Created on March 26, 1804 from part of Lycoming County and named for General James Potter of Cumberland and later Northumberland Counties, hero of both the French and Indian and Revolutionary Wars, and a member of the Supreme Executive Council and the Council of Censors. It was attached to Lycoming County until 1814 when it was authorized to elect commissioners jointly with McKean County. McKean and Potter Counties were separated in 1824, but Potter was still attached to McKean for judicial purposes. It was fully organized in 1835. Coudersport, the county seat, was laid out in 1807 and incorporated as a borough on February 7, 1848. It was named for Jean Samuel Couderc, an Amsterdam banker.

Potter CountyAn uninhabited section of overly large Lycoming County, the county was created by the legislature on the same day as McKean and Tioga, to reduce Lycoming County to manageable size. John Keating of Philadelphia owned and developed much of the area. Many early settlers were New Englanders who came from New York; there were only twenty-three residents in 1810. The east-west road across the county sparked commercial progress. A lumber economy led to a population peak of 30,621 in 1900, but then it declined as the forests disappeared. A Norwegian colony started by utopian violinist Ole Bull failed in 1852–53. Before 1860 farmer-lumbermen using small water mills cut most of the lumber in northern section. The virgin white pines were all gone by 1880. Commercial lumbering began in 1837 at Millport. Goodyear Brothers of Buffalo, N.Y. started a second lumber boom in 1884, using railroads and power mills.
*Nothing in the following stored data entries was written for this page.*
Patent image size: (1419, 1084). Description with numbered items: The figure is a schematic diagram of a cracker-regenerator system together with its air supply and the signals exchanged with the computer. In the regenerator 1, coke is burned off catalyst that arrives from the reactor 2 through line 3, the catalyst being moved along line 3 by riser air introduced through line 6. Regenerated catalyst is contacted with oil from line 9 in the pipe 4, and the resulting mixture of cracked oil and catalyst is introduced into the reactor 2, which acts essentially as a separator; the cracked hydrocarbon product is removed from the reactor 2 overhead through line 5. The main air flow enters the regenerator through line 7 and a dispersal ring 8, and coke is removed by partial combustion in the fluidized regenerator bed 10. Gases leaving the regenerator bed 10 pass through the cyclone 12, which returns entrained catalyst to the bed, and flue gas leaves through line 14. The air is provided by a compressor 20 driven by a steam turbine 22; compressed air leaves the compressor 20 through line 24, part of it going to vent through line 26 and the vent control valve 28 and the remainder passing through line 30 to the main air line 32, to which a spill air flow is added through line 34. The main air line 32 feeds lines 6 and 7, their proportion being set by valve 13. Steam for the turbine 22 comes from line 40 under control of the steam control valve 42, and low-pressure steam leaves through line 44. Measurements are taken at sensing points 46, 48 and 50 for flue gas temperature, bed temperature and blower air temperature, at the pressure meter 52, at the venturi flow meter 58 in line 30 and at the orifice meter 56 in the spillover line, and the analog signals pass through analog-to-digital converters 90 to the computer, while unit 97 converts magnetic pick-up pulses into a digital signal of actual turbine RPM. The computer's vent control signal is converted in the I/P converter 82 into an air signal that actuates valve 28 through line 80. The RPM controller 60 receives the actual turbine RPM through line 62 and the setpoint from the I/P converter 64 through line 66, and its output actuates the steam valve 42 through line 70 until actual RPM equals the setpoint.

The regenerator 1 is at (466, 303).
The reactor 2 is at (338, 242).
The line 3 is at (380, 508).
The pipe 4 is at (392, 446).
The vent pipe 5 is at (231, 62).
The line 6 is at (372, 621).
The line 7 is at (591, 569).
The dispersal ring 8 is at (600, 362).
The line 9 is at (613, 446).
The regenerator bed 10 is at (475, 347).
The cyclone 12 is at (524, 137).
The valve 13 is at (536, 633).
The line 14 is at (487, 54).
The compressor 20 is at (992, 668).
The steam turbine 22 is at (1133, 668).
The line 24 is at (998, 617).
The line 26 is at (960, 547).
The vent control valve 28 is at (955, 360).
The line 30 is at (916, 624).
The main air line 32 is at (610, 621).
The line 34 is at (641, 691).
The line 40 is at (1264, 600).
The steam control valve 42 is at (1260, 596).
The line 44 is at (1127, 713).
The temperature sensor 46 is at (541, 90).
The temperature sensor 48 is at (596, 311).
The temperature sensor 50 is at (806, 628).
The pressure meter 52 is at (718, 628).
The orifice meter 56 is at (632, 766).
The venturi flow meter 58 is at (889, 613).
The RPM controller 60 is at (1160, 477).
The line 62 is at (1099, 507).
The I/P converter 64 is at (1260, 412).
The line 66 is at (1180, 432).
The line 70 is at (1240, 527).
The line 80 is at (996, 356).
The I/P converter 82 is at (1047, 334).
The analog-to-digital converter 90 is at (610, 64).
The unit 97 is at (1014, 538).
There was a large tannery at Costello in 1886. Galeton, acquired by the Goodyears, had railroad shops, a tannery, a sawmill, and a brewery. The western section was exploited by a Scranton based company, which did not diversify as Galeton had. It died when the trees were gone, in 1912. Most of the tanneries closed before 1930. Acetate, charcoal, wood alcohol, wood tar were produced from small hardwoods until about 1950. Gas, discovered after 1900, led to glass manufacture that lasted a few decades. Deep gas, discovered in the 1930s, was piped out and sold elsewhere. Today there is some dairy farming in the north, and potatoes have grown well since the 1920s; farms occupy 14 percent of the land. Carbon is now produced. The Bayless Paper Company, begun in 1901 near Austin, did well until its dam burst in 1911. Rebuilt, it carried on until a 1942 flood destroyed it again.